Cultural expectations make communication harder

HBR pointed me to this. Like Hofstede, Erin Meyer uses dimensions. Hers are Communicating, or the importance of what is not said, Evaluating, or how direct you can be in feedback, Persuading or inductive versus deductive reasoning, Leading and Deciding, or the extent of hierarchal expectation in a given culture, Trusting or how much relationships govern interactions between people, Disagreeing or the amount of confrontation a culture is comfortable with and Scheduling or how much you should expect people to be on time. I like her approach very much and I mean no disrespect to her careful arguments when I point out that all of these dimensions are really about communication. What Hostede lacked for me was utility – the ‘so what do I do with this?’ factor. Erin Meyer’s experience at Insead has built a model of real use, it seems to me, because it offers observations about cultural norms which are useful at work in 2014 in a way that Hofstede’s are not.

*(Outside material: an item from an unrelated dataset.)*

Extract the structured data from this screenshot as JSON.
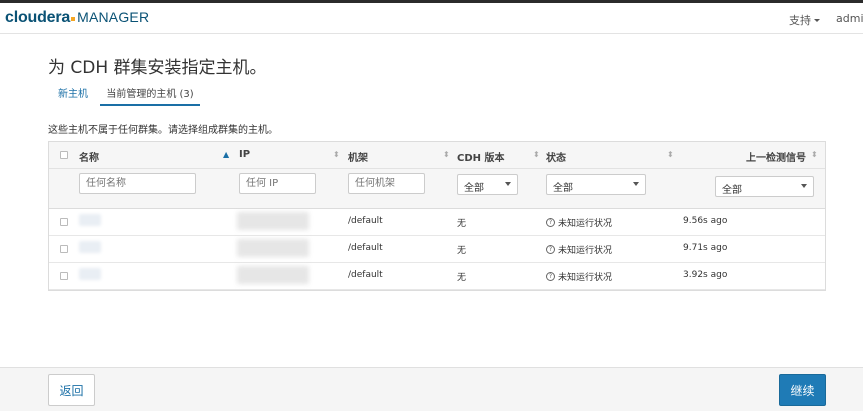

I also read Meyer’s fundamental point as being that thoughtful leadership requires an understanding of where cultural norms represent a barrier to communication and the development of personal approaches to overcome them. In many ways, her excellent book proposes a similiar approach to all personal development: work out what I do, work out what’s wrong with it and try some ideas about how to do it better.

Commercial cultural awareness training is of limited value

In equipping some people to work in the Middle East and another for an assignment in China, we have worked with a commercial provider of cultural awareness training. It wasn’t impressive. Knowing that women wear veils or that people spit in the street is good information but neither should be a surprise to anyone with an open mind and access to a newspaper or the internet. I’ve been to two countries in the last fortnight where there have been political demonstrations. I think I learned more about both cultures from my conversations with policemen at the crush barriers and strangers in bars than I would ever learn from cultural awareness training. Curiosity and conversation should be the two things you take with you when you travel, not a rule book.

Culture isn’t just about National Culture

At the risk of stating the obvious, the culture of the organisation has the opportunity to positively or negatively influence how national culture and communication are handled. If authoritarian management is the organisational norm, cultural sensitivity is going to be hard to achieve. If impatience and overwork are the requirement, the time to do these things properly is not going to be available. Investment in developing the culture of the business is a necessary prelude to investment in cultural awareness.

I’m fortunate to work with so many cultures and to travel as much as I do for my job. I’m lucky to work with clever people who want to do things better in every way we can as we continue to develop our business around the world. I’m not sure there is any outstanding practice in other organisations and I would be delighted to hear from anyone with learning to share. I’m excited that our current thinking and some experience may develop something of real value for our business. I’ll keep you posted.